Tuesday 3 March 2009

What is a Good Design?

Sebagai desainer terkadang sulit untuk memberikan justifikasi atas desain yang dihasilkannya. Yang penting adalah ‘enak dilihat’. Sedang dari sisi pelaku pemasaran dan komunikasi, mereka mengalami kesulitan apakah kapan desain dianggap selesai dan akan sukses untuk kebutuhan komunikasi mereka. Dari sisi publik, ada desain yang begitu susah dan rumitnya dijelaskan filosofinya. Ada desain yang mudah dicerna dan ‘feels right’. Tapi cukup banyak pula desain yang kelihatan ‘nggak nyambung’ dengan apa yang dikomunikasikannya.

DESAIN SEBAGAI PROSES
“Good design is not about the result, it’s when everybody involved feels good about it”
Kutipan ini sangat representatif di dalam mendeskripsikan tugas seorang desainer.
Hal yang sangat krusial di dalam desain adalah pertanyaan
Proses >< Hasil , manakah yang lebih penting?
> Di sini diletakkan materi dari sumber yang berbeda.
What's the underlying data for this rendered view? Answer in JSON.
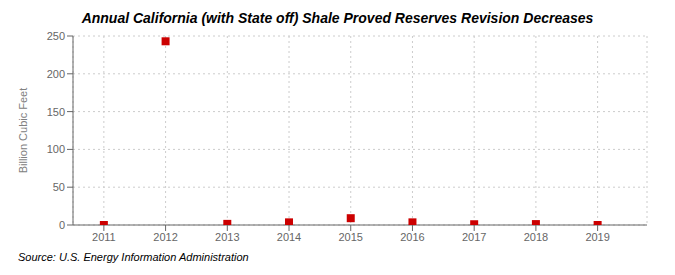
{
  "chart_data": {
    "type": "scatter",
    "title": "Annual California (with State off) Shale Proved Reserves Revision Decreases",
    "y_label": "Billion Cubic Feet",
    "annotations": [
      "Source: U.S. Energy Information Administration"
    ],
    "x": [
      2011,
      2012,
      2013,
      2014,
      2015,
      2016,
      2017,
      2018,
      2019
    ],
    "values": [
      0,
      243,
      1.5,
      3.5,
      9,
      3.5,
      1.0,
      1.2,
      0
    ],
    "color": "#cc0000",
    "marker": "square",
    "xlim": [
      2010.5,
      2019.8
    ],
    "ylim": [
      0,
      250
    ],
    "xticks": [
      2011,
      2012,
      2013,
      2014,
      2015,
      2016,
      2017,
      2018,
      2019
    ],
    "yticks": [
      0,
      50,
      100,
      150,
      200,
      250
    ],
    "grid": true
  }
}
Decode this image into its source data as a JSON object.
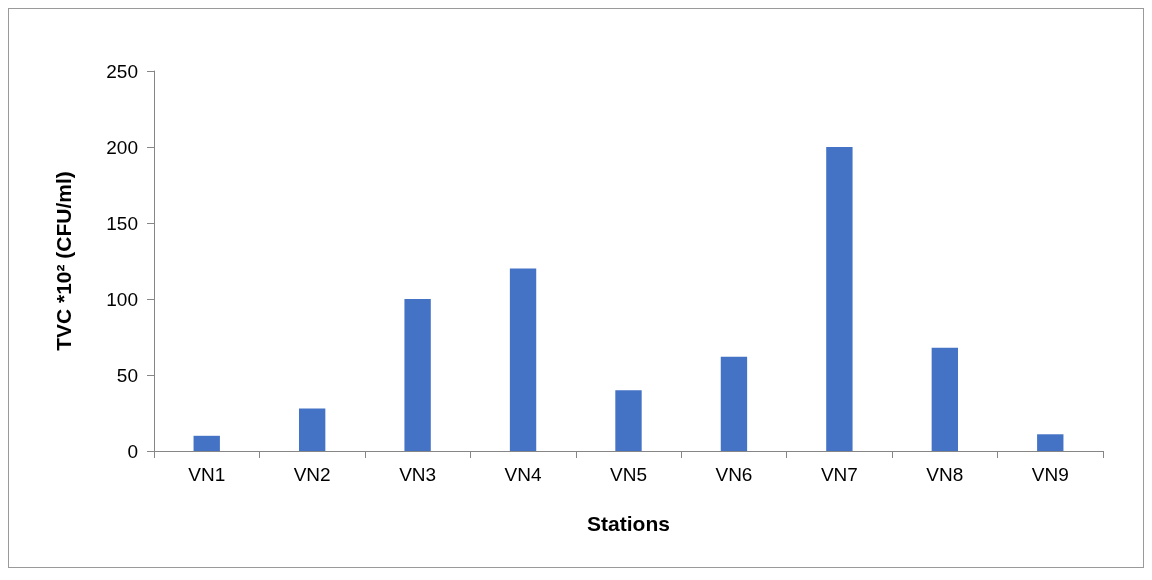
{
  "chart_data": {
    "type": "bar",
    "categories": [
      "VN1",
      "VN2",
      "VN3",
      "VN4",
      "VN5",
      "VN6",
      "VN7",
      "VN8",
      "VN9"
    ],
    "values": [
      10,
      28,
      100,
      120,
      40,
      62,
      200,
      68,
      11
    ],
    "color": "#4472c4",
    "xlabel": "Stations",
    "ylabel": "TVC *10² (CFU/ml)",
    "ylim": [
      0,
      250
    ],
    "yticks": [
      0,
      50,
      100,
      150,
      200,
      250
    ],
    "grid": false
  }
}
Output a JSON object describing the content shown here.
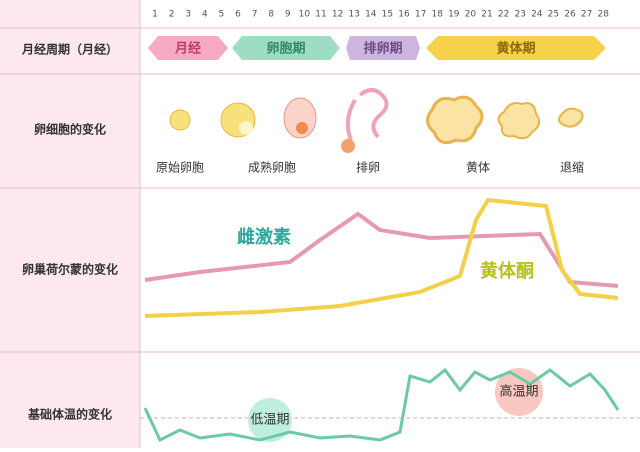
{
  "header": {
    "days": [
      "1",
      "2",
      "3",
      "4",
      "5",
      "6",
      "7",
      "8",
      "9",
      "10",
      "11",
      "12",
      "13",
      "14",
      "15",
      "16",
      "17",
      "18",
      "19",
      "20",
      "21",
      "22",
      "23",
      "24",
      "25",
      "26",
      "27",
      "28"
    ]
  },
  "rows": {
    "cycle": "月经周期（月经）",
    "egg": "卵细胞的变化",
    "hormone": "卵巢荷尔蒙的变化",
    "temperature": "基础体温的变化"
  },
  "phases": [
    "月经",
    "卵胞期",
    "排卵期",
    "黄体期"
  ],
  "egg_stages": [
    "原始卵胞",
    "成熟卵胞",
    "排卵",
    "黄体",
    "退缩"
  ],
  "hormones": {
    "estrogen": "雌激素",
    "progesterone": "黄体酮"
  },
  "temperature": {
    "low": "低温期",
    "high": "高温期"
  }
}
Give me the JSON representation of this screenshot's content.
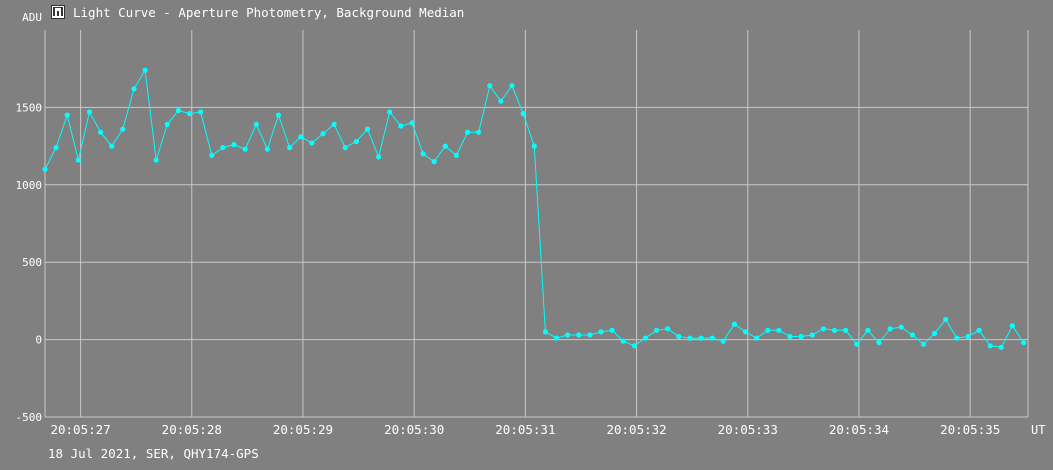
{
  "window": {
    "title": "Light Curve - Aperture Photometry, Background Median",
    "icon": "light-curve-app-icon"
  },
  "footer": {
    "info": "18 Jul 2021, SER, QHY174-GPS"
  },
  "colors": {
    "background": "#808080",
    "grid": "#c8c8c8",
    "series": "#00ffff",
    "text": "#ffffff"
  },
  "chart_data": {
    "type": "line",
    "title": "",
    "xlabel": "UT",
    "ylabel": "ADU",
    "xlim": [
      "20:05:26.68",
      "20:05:35.52"
    ],
    "ylim": [
      -500,
      2000
    ],
    "grid": true,
    "x_ticks": [
      "20:05:27",
      "20:05:28",
      "20:05:29",
      "20:05:30",
      "20:05:31",
      "20:05:32",
      "20:05:33",
      "20:05:34",
      "20:05:35"
    ],
    "y_ticks": [
      -500,
      0,
      500,
      1000,
      1500
    ],
    "x_start": "20:05:26.68",
    "x_step_seconds": 0.1,
    "series": [
      {
        "values": [
          1100,
          1240,
          1450,
          1160,
          1470,
          1340,
          1250,
          1360,
          1620,
          1740,
          1160,
          1390,
          1480,
          1460,
          1470,
          1190,
          1240,
          1260,
          1230,
          1390,
          1230,
          1450,
          1240,
          1310,
          1270,
          1330,
          1390,
          1240,
          1280,
          1360,
          1180,
          1470,
          1380,
          1400,
          1200,
          1150,
          1250,
          1190,
          1340,
          1340,
          1640,
          1540,
          1640,
          1460,
          1250,
          50,
          10,
          30,
          30,
          30,
          50,
          60,
          -10,
          -40,
          10,
          60,
          70,
          20,
          10,
          10,
          10,
          -10,
          100,
          50,
          10,
          60,
          60,
          20,
          20,
          30,
          70,
          60,
          60,
          -30,
          60,
          -20,
          70,
          80,
          30,
          -30,
          40,
          130,
          10,
          20,
          60,
          -40,
          -50,
          90,
          -20
        ]
      }
    ]
  }
}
Apakah hasil karya desain berawal dari rancangan yang self-indulgence yang dicari justifikasinya atau memang merupakan solusi atas kebutuhan komunikasi?

Pendekatan terhadap desain sebagai proses akan melibatkan desainer dan klien dalam satu konteks yang sama, yakni sama-sama bertujuan mengekspresikan perusahaan/produk dan berkomunikasi kepada publik. Kesepakatan ini memberikan konsekuensi bagi kedua pihak untuk melakukan diskusi intensif dan mendefinisikan kebutuhan komunikasi dengan jelas. Jika perlu klien dan desainer terlibat di dalam proses brainstorming bersama-sama. Kemudian dari gagasan-gagasan tersebut dikembangkan menjadi solusi desain.
Yang dinilai oleh klien bukanlah hasil desain semata, tetapi proses berpikir dan seluruh pengalaman dari desainer untuk mampu menghasilkan karya.

DESAIN SEBAGAI STRATEGI KOMUNIKASI
Pada komunikasi, konsep positioning dan diferensiasi sudah sangat dikenal oleh para pemasar. Singkatnya, di dalam satu kategori brand, benak kita sulit mengingat lebih dari 2 atau 3 brand di setiap kategori, misalnya di film ada Fuji dan Kodak, di ayam goreng ada KFC dan Suharti. Yang diingat orang bukanlah kesamaan Fuji dan Kodak, tetapi perbedaannya. Fuji cocok untuk outdoor, Kodak cocok untuk indoor. KFC adalah ayam impor, Suharti ayam kampung.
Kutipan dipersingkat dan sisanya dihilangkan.